La copertina, se avete freddo

La pronuncia della parola plaid è una buccia di banana su cui tutti scivoliamo. Andrebbe pronunciata pläd e invece la usiamo sempre facendola suonare con qualcosa di simile a plèd oppure a pleid. Peccato. Plaid è un sostantivo inglese. Viene dal gaelico plaide e la si può tradurre con coperta, oppure per rendere il carattere caldo dell'oggetto e di come lo intendiamo, con la parola copertina.

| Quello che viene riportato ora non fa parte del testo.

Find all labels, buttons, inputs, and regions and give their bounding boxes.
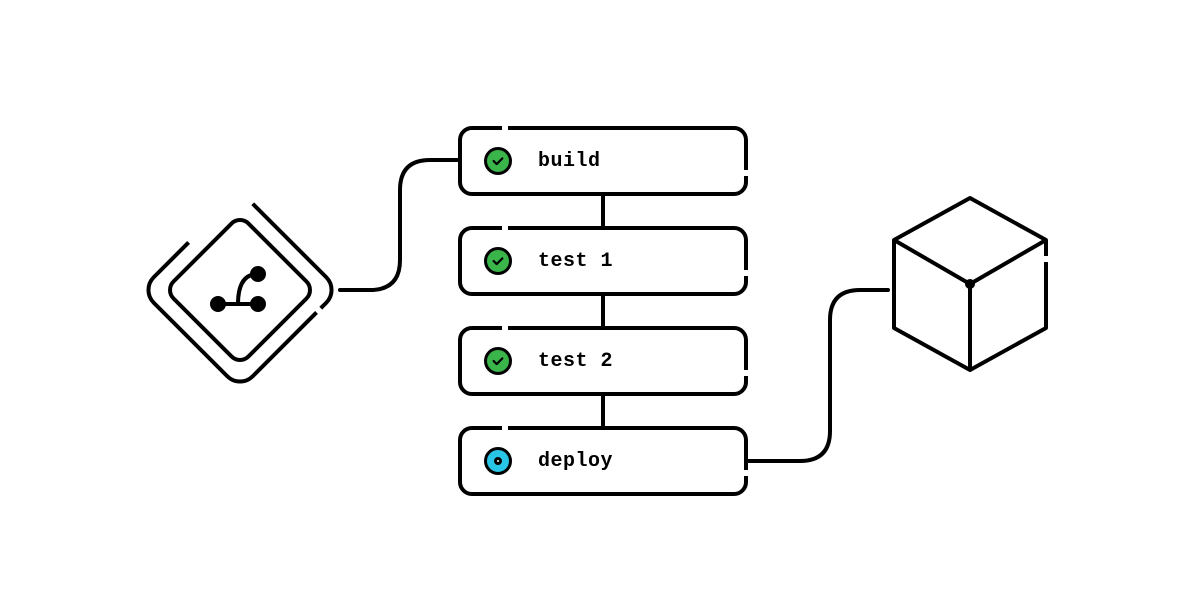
status-success-icon [484, 347, 512, 375]
stage-label: test 1 [538, 250, 613, 273]
stage-label: deploy [538, 450, 613, 473]
stage-test-2: test 2 [458, 326, 748, 396]
status-success-icon [484, 247, 512, 275]
git-branch-icon [212, 268, 264, 310]
source-diamond [141, 191, 339, 389]
stage-test-1: test 1 [458, 226, 748, 296]
stage-build: build [458, 126, 748, 196]
stage-label: build [538, 150, 601, 173]
status-success-icon [484, 147, 512, 175]
pipeline-diagram: build test 1 test 2 deploy [0, 0, 1195, 610]
cube-icon [894, 198, 1046, 370]
status-running-icon [484, 447, 512, 475]
stage-label: test 2 [538, 350, 613, 373]
connector-lines [0, 0, 1195, 610]
stage-deploy: deploy [458, 426, 748, 496]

Il diminutivo reso dal suffisso -ina aiuta a rappresentare il suo essere generalmente piccola - con un plaid non ci potete coprire un letto matrimoniale, per intenderci, e se ci riuscite allora non è un plaid - e -ina aiuta anche a trasmettere il suo essere generalmente non troppo pesante.

Per la Treccani è una coperta da viaggio solo successivamente mutuata anche ad uso domestico. Spesso è di fantasia scozzese ed è decorata con frange alle estremità. Ecco, quella è una copertina. Anzi un plaid. Va beh, fate voi.

Non giudicate un libro da lei

C'è stato un tempo in cui i libri erano un lusso per pochi. La lettura non poteva essere una passione popolare - ammesso che popolare lo sia mai davvero diventata - e non poteva esserlo per molte ragioni tanto semplici quanto lontane nel tempo. Perché l'analfabetismo pervadeva le classi sociali meno abbienti e perché l'assenza dell'illuminazione elettrica imponeva stili di vita in cui dal tramonto all'alba nelle dimore poteva accadere ben poco e certamente sarebbe stato molto scomodo dedicarsi alla lettura vincolati al lume delle candele, che erano oltretutto un bene di prima necessità difficile da sperperare per un vezzo tutt'altro che di prima necessità come la lettura. E si sa, quel che va a minacciare la sopravvivenza, ha vita breve nelle abitudini delle specie animali.

La poca popolarità del prodotto libro significava la totale assenza di un vero mercato libero. Senza mercato non c'era chi davvero acquistava quel bene - scegliendolo per se o come regalo per altri - e non c'era chi davvero vendeva quel bene. Non c'era un sistema commerciale che attorno a quel prodotto comportasse l'esistenza di librerie intesi come negozi aperti a chiunque, e dunque scaffali, e dunque marketing, pubblicità, seduzione per l'occhio del potenziale acquirente.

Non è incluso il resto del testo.